When I ran below code I got the below result.

Code:
initial begin
for(i=0;i<10;i++) begin
fork
$display(“value in fork join none = %d”,i);
join_none
end
end

Result :
value in fork join none = 10
value in fork join none = 10
value in fork join none = 10
value in fork join none = 10
value in fork join none = 10
value in fork join none = 10
value in fork join none = 10
value in fork join none = 10
value in fork join none = 10
value in fork join none = 10

Is this is because the display statement consuming the CPU time.

Thanks & Regards,
Shriramvaraprasad B.

In reply to SHRI12326:
This has to do with the way
fork/join_none schedules the execution of its statements. It has nothing to do with
$display. See section 9.3.2 Parallel blocks in the 1800-2012 LRM. Specifically, the last example in that section.

In reply to dave_59:

Hi Dave,

As per the LRM - fork…join_none : The parent process continues to execute concurrently with all the processes spawned by the fork. The spawned processes do not start executing until the parent thread executes a blocking statement.

initial begin
for(i=0;i<10;i++) begin
fork
$display(“value in fork join none = %d”,i);
join_none
j = k; //blocking statement
end
end

In above case also my output is same as the result I posted previously. I am confused. Can you explain more on this.

Thanks & Regards,
Shriramvaraprasad B.

In reply to SHRI12326:

[LRM 9.3.2]::
Variables declared in the block_item_declarationof a fork-join block shall be initialized to their initialization value expression whenever execution enters their scope and before any processes are spawned.
Within a fork-join_anyor fork-join_noneblock, it shall be illegal to refer to formal arguments passed by reference other than in the initialization value expressions of variables declared in a block_item_declaration of the fork.

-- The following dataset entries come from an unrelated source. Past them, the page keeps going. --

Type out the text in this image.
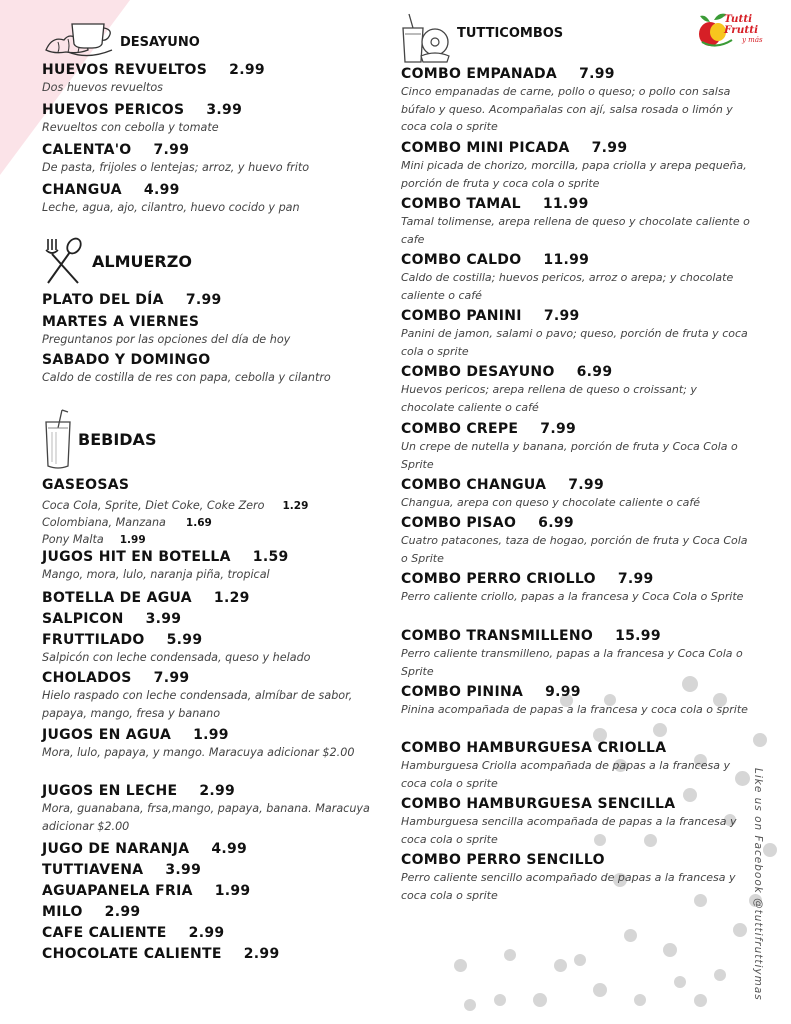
DESAYUNO
HUEVOS REVUELTOS 2.99
Dos huevos revueltos
HUEVOS PERICOS 3.99
Revueltos con cebolla y tomate
CALENTA'O 7.99
De pasta, frijoles o lentejas; arroz, y huevo frito
CHANGUA 4.99
Leche, agua, ajo, cilantro, huevo cocido y pan
ALMUERZO
PLATO DEL DÍA 7.99
MARTES A VIERNES
Preguntanos por las opciones del día de hoy
SABADO Y DOMINGO
Caldo de costilla de res con papa, cebolla y cilantro
BEBIDAS
GASEOSAS
Coca Cola, Sprite, Diet Coke, Coke Zero 1.29
Colombiana, Manzana 1.69
Pony Malta 1.99
JUGOS HIT EN BOTELLA 1.59
Mango, mora, lulo, naranja piña, tropical
BOTELLA DE AGUA 1.29
SALPICON 3.99
FRUTTILADO 5.99
Salpicón con leche condensada, queso y helado
CHOLADOS 7.99
Hielo raspado con leche condensada, almíbar de sabor, papaya, mango, fresa y banano
JUGOS EN AGUA 1.99
Mora, lulo, papaya, y mango. Maracuya adicionar $2.00
JUGOS EN LECHE 2.99
Mora, guanabana, frsa,mango, papaya, banana. Maracuya adicionar $2.00
JUGO DE NARANJA 4.99
TUTTIAVENA 3.99
AGUAPANELA FRIA 1.99
MILO 2.99
CAFE CALIENTE 2.99
CHOCOLATE CALIENTE 2.99
TUTTICOMBOS
COMBO EMPANADA 7.99
Cinco empanadas de carne, pollo o queso; o pollo con salsa búfalo y queso. Acompañalas con ají, salsa rosada o limón y coca cola o sprite
COMBO MINI PICADA 7.99
Mini picada de chorizo, morcilla, papa criolla y arepa pequeña, porción de fruta y coca cola o sprite
COMBO TAMAL 11.99
Tamal tolimense, arepa rellena de queso y chocolate caliente o cafe
COMBO CALDO 11.99
Caldo de costilla; huevos pericos, arroz o arepa; y chocolate caliente o café
COMBO PANINI 7.99
Panini de jamon, salami o pavo; queso, porción de fruta y coca cola o sprite
COMBO DESAYUNO 6.99
Huevos pericos; arepa rellena de queso o croissant; y chocolate caliente o café
COMBO CREPE 7.99
Un crepe de nutella y banana, porción de fruta y Coca Cola o Sprite
COMBO CHANGUA 7.99
Changua, arepa con queso y chocolate caliente o café
COMBO PISAO 6.99
Cuatro patacones, taza de hogao, porción de fruta y Coca Cola o Sprite
COMBO PERRO CRIOLLO 7.99
Perro caliente criollo, papas a la francesa y Coca Cola o Sprite
COMBO TRANSMILLENO 15.99
Perro caliente transmilleno, papas a la francesa y Coca Cola o Sprite
COMBO PININA 9.99
Pinina acompañada de papas a la francesa y coca cola o sprite
COMBO HAMBURGUESA CRIOLLA
Hamburguesa Criolla acompañada de papas a la francesa y coca cola o sprite
COMBO HAMBURGUESA SENCILLA
Hamburguesa sencilla acompañada de papas a la francesa y coca cola o sprite
COMBO PERRO SENCILLO
Perro caliente sencillo acompañado de papas a la francesa y coca cola o sprite
Tutti Frutti
y más
Like us on Facebook @tuttifruttiymas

Desired functionality can be achieved by using automatic variable inside fork-join_none block.

module m;
initial begin
  for(int i=0;i<10;i++) begin
fork
  automatic int m=i;
  $display("value in fork join none = %d",m);
join_none
end
end
endmodule

In reply to DigvijayS:

Hi Vijay,

In the above code if I declare int m without automatic keyword before it, then my compiler results to error. Can you explain why it is so.

From LRM-3.1a
join_none - The parent process continues to execute concurrently with all the processes spawned by the fork. The spawned processes do not start executing until the parent thread executes a blocking statement.

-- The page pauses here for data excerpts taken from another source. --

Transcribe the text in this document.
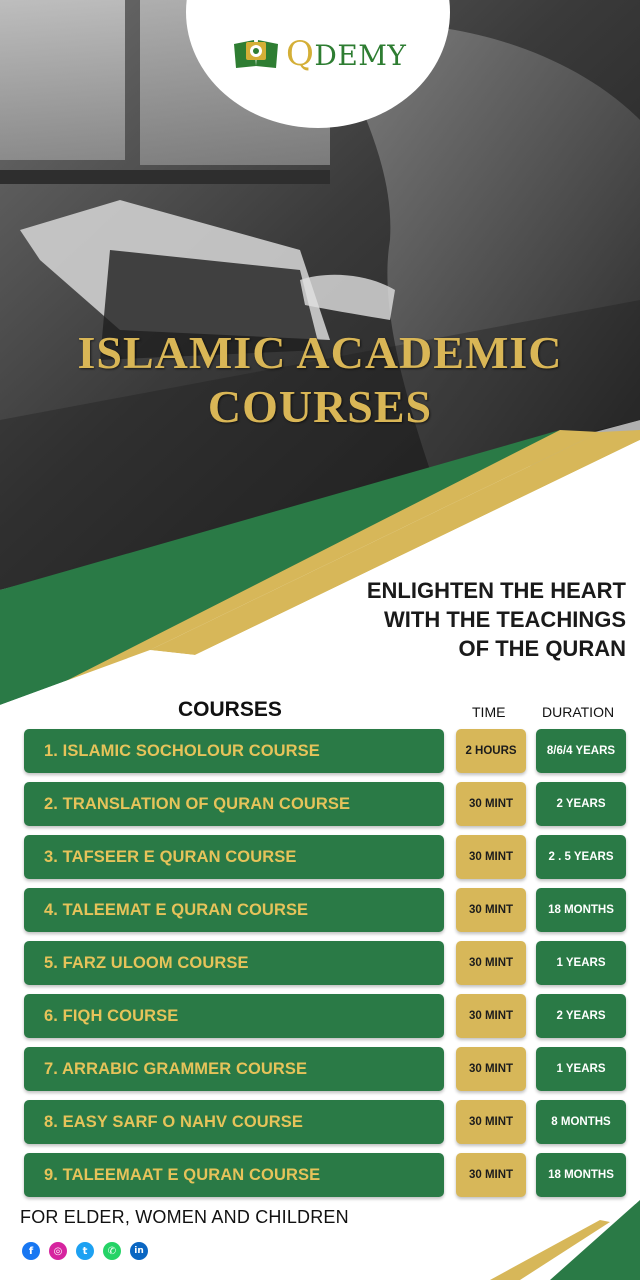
QDEMY
ISLAMIC ACADEMIC
COURSES
ENLIGHTEN THE HEART
WITH THE TEACHINGS
OF THE QURAN
COURSES	TIME	DURATION
1. ISLAMIC SOCHOLOUR COURSE	2 HOURS	8/6/4 YEARS
2. TRANSLATION OF QURAN COURSE	30 MINT	2 YEARS
3. TAFSEER E QURAN COURSE	30 MINT	2 . 5 YEARS
4. TALEEMAT E QURAN COURSE	30 MINT	18 MONTHS
5. FARZ ULOOM COURSE	30 MINT	1 YEARS
6. FIQH COURSE	30 MINT	2 YEARS
7. ARRABIC GRAMMER COURSE	30 MINT	1 YEARS
8. EASY SARF O NAHV COURSE	30 MINT	8 MONTHS
9. TALEEMAAT E QURAN COURSE	30 MINT	18 MONTHS
FOR ELDER, WOMEN AND CHILDREN
f	◎	t	✆	in
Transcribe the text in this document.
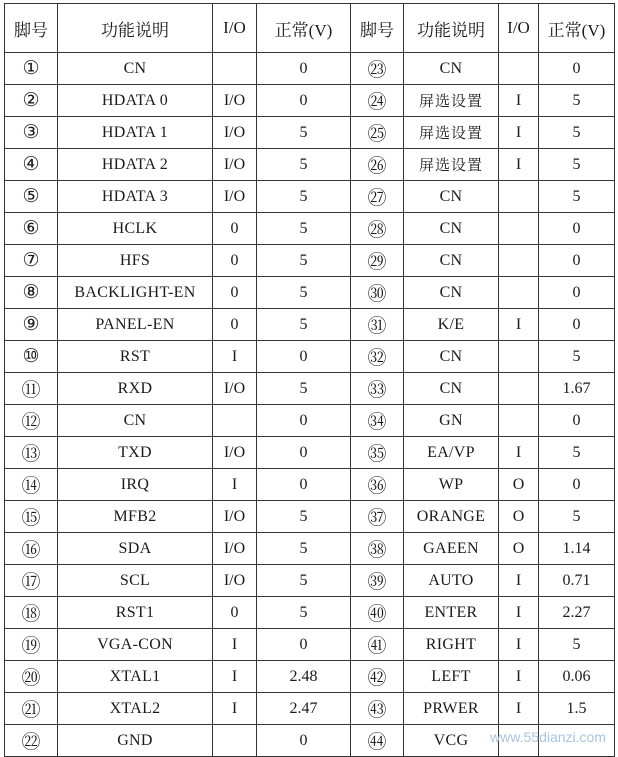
脚号	功能说明	I/O	正常(V)	脚号	功能说明	I/O	正常(V)
①	CN		0	㉓	CN		0
②	HDATA 0	I/O	0	㉔	屏选设置	I	5
③	HDATA 1	I/O	5	㉕	屏选设置	I	5
④	HDATA 2	I/O	5	㉖	屏选设置	I	5
⑤	HDATA 3	I/O	5	㉗	CN		5
⑥	HCLK	0	5	㉘	CN		0
⑦	HFS	0	5	㉙	CN		0
⑧	BACKLIGHT-EN	0	5	㉚	CN		0
⑨	PANEL-EN	0	5	㉛	K/E	I	0
⑩	RST	I	0	㉜	CN		5
⑪	RXD	I/O	5	㉝	CN		1.67
⑫	CN		0	㉞	GN		0
⑬	TXD	I/O	0	㉟	EA/VP	I	5
⑭	IRQ	I	0	㊱	WP	O	0
⑮	MFB2	I/O	5	㊲	ORANGE	O	5
⑯	SDA	I/O	5	㊳	GAEEN	O	1.14
⑰	SCL	I/O	5	㊴	AUTO	I	0.71
⑱	RST1	0	5	㊵	ENTER	I	2.27
⑲	VGA-CON	I	0	㊶	RIGHT	I	5
⑳	XTAL1	I	2.48	㊷	LEFT	I	0.06
㉑	XTAL2	I	2.47	㊸	PRWER	I	1.5
㉒	GND		0	㊹	VCG		www.55dianzi.com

but the below code is providing the different result:
Code:
module fork_join_none();

int a,b,c;

initial begin
a=5;
fork
a=6;
join_none
$display(“value of A before blocking stmt a=%d”,a);
b=0; //blocking statement
$display(“value of A after blocking stmt a=%d”,a);
end
endmodule : fork_join_none

Result:
value of A before blocking stmt a= 5
value of A after blocking stmt a= 5

Thanks & Regards,
Shriramvaraprasad B.

In reply to SHRI12326:

I think it is race condition between the blocking assignment and display statement. There is no guarantee that “a” should get 6 first [as you written before] and display statement executes next.

In reply to SHRI12326:

Yes it is due to a race condition. Modify your code to:

module fork_join_none();

  int a,b,c;

  initial begin
    a=5;
    fork
      a=6;
    join_none
    $display("value of A before blocking stmt a=%d",a);
    b=0; //blocking statement
    #0;
    $display("value of A after blocking stmt a=%d",a);
  end
endmodule : fork_join_none

and you will get the desired effect.

As a sidenote, please don’t read the 3.1a SystemVerilog LRM except for historical purposes. The 2012 LRM has been made free for download: https://standards.ieee.org/getieee/1800/download/1800-2012.pdf

In reply to dave_59:
Hi Dave,
Sorry for asking in this thread. I just wanted to know how does the following code print 311

module dummy();
    initial 
      $display(2'b11,2'd11,2'h11);
endmodule

In reply to sai_pra99:

You are only requesting 2 bits of the number to be displayed.

'b11 = 0011 in binary → the lower 2 bits give you 3
'd11 = 1011 in binary → the lower 2 bits give you 3
'h11 = 0001_0001 in binary → the lower 2 bits give you 1

The output of "$display(2’b11,2’d11,2’h11); " should be “331”

In reply to KillSteal:
Oh ok got it. Thank You. I thought it would just concatenate the bits and give the final result value in decimal.